In [1]:
import requests
from bs4 import BeautifulSoup
import pandas as pd
from tqdm import tqdm

## Preparing a list of URLs to scrape

In [2]:
root_url = 'https://www.zomato.com/kolkata/dinner'

In [3]:
# Lying to the server so that we can scrape without consequences
headers = {'user-agent':'Mozilla/5.0 (Macintosh; Intel Mac OS X 10_14_2) AppleWebKit/537.36 \
(KHTML, like Gecko) Chrome/71.0.3578.98 Safari/537.36'}

In [4]:
rest_urls = []
pbar = tqdm(range(1, 151))
for i in pbar:
    # Downloading page containing list of restaurants
    page = requests.get(f'{root_url}?page={i}', headers=headers)
    
    # Cooking a soup for easy digestion
    soup = BeautifulSoup(page.text, 'html.parser')
    
    # Extracting a list of all restaurants
    res = soup.find_all('div', attrs={'class': 'search_left_featured clearfix'})
    
    for entry in res:
        # Only storing the URL of the restaurant
        url = entry.find('a', href=True)['href']
        
        # Replacing /info with /reviews so as to navigate to the reviews directly
        rest_urls.append(url.replace('/info', '/reviews'))
    pbar.set_description(f'Page [{i}] scraped!')

Page [150] scraped!: 100%|██████████| 150/150 [06:13<00:00,  2.49s/it]


In [None]:
len(rest_urls)

2250

## Scraping reviews and corresponding ratings

In [None]:
texts = []
labels = []
pbar = tqdm(rest_urls)
for url in pbar:
    try:
        # A little verbosity doesn't hurt
        pbar.set_description(f'Fetching {url}')
        
        # Downloading the restaurant page
        page = requests.get(url, headers=headers)
        
        # Cooking a soup
        page = BeautifulSoup(page.text, 'html.parser')
        
        # Looking for reviews
        reviews = page.find_all('div', attrs={'class': 'rev-text mbot0 '})
        
        for review in reviews:
            # Extracting the label
            label = float(review.find('div')['aria-label'][-3:])
            
            # Clearing out some junk
            review.find('div').decompose()
            
            # Extracting the text
            text = review.text.strip()

            # Storing our treasures
            labels.append(label)
            texts.append(text)
            
    except KeyboardInterrupt:
        # Manually breaking the loop
        break   
    except:
        # Something went wrong so ...
        # Skipping the current url :)
        pbar.write(f'Failed to retrieve url: {url}')

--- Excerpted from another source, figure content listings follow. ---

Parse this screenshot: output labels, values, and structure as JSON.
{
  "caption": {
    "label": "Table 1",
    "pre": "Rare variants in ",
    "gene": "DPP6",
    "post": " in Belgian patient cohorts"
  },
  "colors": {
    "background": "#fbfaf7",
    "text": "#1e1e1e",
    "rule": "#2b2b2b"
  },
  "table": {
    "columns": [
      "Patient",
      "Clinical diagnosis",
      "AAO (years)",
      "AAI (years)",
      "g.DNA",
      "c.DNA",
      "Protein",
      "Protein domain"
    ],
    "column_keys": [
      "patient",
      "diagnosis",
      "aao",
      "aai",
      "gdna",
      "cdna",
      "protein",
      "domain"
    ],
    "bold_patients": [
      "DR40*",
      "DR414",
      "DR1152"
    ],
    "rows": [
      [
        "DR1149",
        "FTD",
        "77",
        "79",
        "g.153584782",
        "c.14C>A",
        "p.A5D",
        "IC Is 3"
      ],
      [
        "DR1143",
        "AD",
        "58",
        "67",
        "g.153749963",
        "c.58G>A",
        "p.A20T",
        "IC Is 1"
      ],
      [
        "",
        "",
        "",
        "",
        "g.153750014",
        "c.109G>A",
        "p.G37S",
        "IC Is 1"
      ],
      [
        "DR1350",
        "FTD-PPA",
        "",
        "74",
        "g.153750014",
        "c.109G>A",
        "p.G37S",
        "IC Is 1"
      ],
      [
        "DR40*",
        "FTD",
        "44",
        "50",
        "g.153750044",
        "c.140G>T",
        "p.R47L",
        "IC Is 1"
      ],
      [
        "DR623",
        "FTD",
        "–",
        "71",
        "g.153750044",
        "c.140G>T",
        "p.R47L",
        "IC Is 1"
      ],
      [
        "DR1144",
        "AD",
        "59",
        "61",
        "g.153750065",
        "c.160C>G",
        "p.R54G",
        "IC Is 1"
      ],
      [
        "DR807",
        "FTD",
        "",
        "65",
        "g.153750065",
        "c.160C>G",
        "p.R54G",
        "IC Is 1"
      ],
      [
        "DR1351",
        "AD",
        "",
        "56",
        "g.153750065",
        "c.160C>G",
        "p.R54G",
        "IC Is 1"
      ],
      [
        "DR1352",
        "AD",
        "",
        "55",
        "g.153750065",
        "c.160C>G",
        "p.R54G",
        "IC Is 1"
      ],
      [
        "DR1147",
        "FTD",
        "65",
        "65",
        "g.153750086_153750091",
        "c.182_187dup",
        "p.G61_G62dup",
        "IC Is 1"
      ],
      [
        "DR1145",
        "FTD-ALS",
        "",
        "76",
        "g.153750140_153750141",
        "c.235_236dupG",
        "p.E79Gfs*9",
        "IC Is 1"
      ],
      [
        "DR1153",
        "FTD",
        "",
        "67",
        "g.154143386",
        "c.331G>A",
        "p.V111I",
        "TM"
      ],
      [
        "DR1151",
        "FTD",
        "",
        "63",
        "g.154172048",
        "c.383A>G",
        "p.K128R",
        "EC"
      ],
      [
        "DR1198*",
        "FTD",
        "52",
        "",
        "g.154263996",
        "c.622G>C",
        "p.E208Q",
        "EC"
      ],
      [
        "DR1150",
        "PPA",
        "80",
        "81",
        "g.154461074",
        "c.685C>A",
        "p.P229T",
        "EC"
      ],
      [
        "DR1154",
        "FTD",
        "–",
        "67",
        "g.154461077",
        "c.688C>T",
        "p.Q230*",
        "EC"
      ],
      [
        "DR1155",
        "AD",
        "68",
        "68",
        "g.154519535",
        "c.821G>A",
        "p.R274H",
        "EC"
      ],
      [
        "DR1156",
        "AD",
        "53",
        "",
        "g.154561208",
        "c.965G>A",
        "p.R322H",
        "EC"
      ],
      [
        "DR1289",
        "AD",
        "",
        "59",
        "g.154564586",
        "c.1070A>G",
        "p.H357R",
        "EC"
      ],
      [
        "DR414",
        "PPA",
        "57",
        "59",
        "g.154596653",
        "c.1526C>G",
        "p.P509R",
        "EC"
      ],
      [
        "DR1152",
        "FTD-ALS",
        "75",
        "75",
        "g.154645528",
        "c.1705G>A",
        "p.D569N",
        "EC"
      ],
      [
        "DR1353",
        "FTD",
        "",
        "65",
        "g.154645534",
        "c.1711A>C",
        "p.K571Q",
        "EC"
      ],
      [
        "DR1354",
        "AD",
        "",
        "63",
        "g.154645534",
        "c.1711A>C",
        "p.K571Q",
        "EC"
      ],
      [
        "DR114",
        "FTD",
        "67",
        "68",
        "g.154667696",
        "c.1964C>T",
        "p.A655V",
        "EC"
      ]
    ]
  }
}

# Making a pandas DataFrame from our data
data = pd.DataFrame()
data['text'] = texts
data['label'] = labels

Fetching https://www.zomato.com/kolkata/awesome-sector-3-salt-lake/reviews:  94%|█████████▍| 2123/2250 [57:26<03:26,  1.62s/it]                                         

## Glimpse of the data

In [None]:
data.head()

In [None]:
data.shape

## Saving the data to disk

In [None]:
data.to_csv('data/reviews.csv', index=False)